ABSTRACT
INTRODUCTION
The rapid advancements in the field of VLSI is due to the increased use of battery operated devices such as laptops, PDAs, mobiles etc., advancements in wireless communications and computations are the urge for low power budgets and compactness. To achieve this, the transistor size has been continually scaled down and to have proper operation of the device, the supply voltages have also been scaled. As the technology aggressively scales down, the density on the chip has increased and hence the interconnection density, which increased the coupling capacitance of the circuit. This lead to increased interaction between the connections and thereby increasing crosstalk and system failures. On the other hand with the decrease in supply, the gate threshold is decreased to preserve system throughput and so leakage currents have increased. And therefore the noise margins of the gate reduced.
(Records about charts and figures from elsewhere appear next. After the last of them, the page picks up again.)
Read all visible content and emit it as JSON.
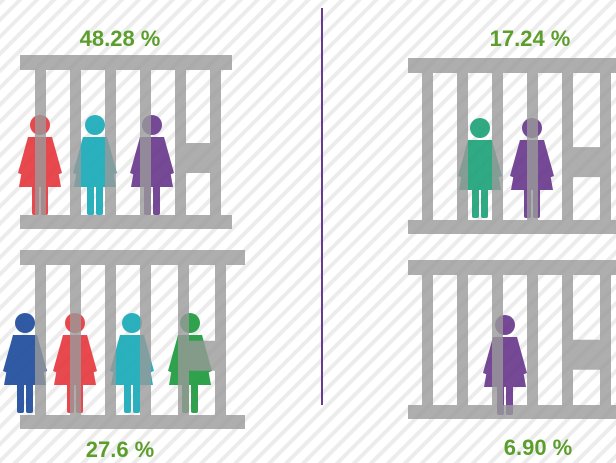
{
  "panels": [
    {
      "label": "48.28 %",
      "figures": [
        "#e63a3f",
        "#1aabb8",
        "#6a3a8e"
      ]
    },
    {
      "label": "27.6 %",
      "figures": [
        "#1f4d9c",
        "#e63a3f",
        "#1aabb8",
        "#1f9a3e"
      ]
    },
    {
      "label": "17.24 %",
      "figures": [
        "#1fa37a",
        "#6a3a8e"
      ]
    },
    {
      "label": "6.90 %",
      "figures": [
        "#6a3a8e"
      ]
    }
  ]
}
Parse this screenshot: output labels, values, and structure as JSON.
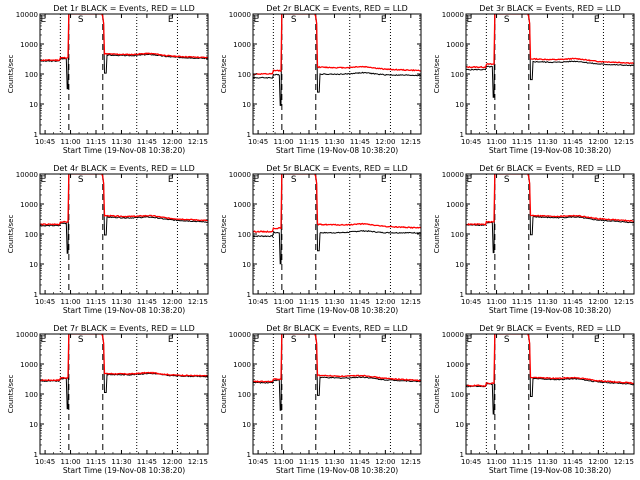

Dynamic logic circuits found their wide application in high speed, low power areas such as microprocessors, digital signal processing, dynamic memories etc., because of their low device count, high speed, short circuit power free and glitch free operation [2] . On the other hand it is also possible to design a dynamic logic unit that is smaller than its static counterpart. Dynamic logic consists of pull down network realizing the logic. From the basic theory of dynamic logic the circuit is pre-charged and evaluated at every clock cycle. Due to high clock frequency, a large amount of noise gets induced and power consumption increases. The main draw backs in dynamic logic are charge sharing and cascading. To overcome these problems domino logic is used. When a dynamic gate is cascaded by a static inverter, it is called Domino logic. Domino gates runs faster than the static gates as they present much lower input capacitance for the same output current and a lower switching threshold.
The leakage immunity is of more concern in high fan-in circuits because of larger leakage due to more parallel evaluation paths. Since the leakage current is proportional to the fan-in, the noise immunity decreases with increase in fan-in. Leakage and noise immunity are major issues for the high fan-in domino logic circuits, because the evaluation transistor are all in parallel, leaking the charge from pre-charge node. In this paper we are proposing a technique to reduce power and increase speed and noise immunity of a high fan-in domino gate.
PROBLEM STATEMENT :
The basic domino logic stage consists of logic realized using N-MOS (Mn) in pull down network and the pull up net work consists of a single P-MOS (Mp) to pre charge the dynamic node to logic high as shown in Fig.1 . The dynamic node is cascaded into a static inverter from where the gate output is taken and can be connected to the N-MOS input of the next stage [1] . When clock = 0, the dynamic node charges to Vdd and the bottom transistor Mn is responsible for holding the charge on the dynamic node irrespective of the input combination applied to the pull down network. Thus the output goes to logic 0 during this interval (pre-charge phase). When the clock = 1(evaluation phase) the pre-charge transistor (Mp) goes off, allowing the dynamic node to settle down to a state determined by the inputs . Based on the logic implemented, the charge on the dynamic node may be retained at logic 1, thus output remains at logic 0 or the dynamic node may get discharged to logic 0 and output may rise to logic 1.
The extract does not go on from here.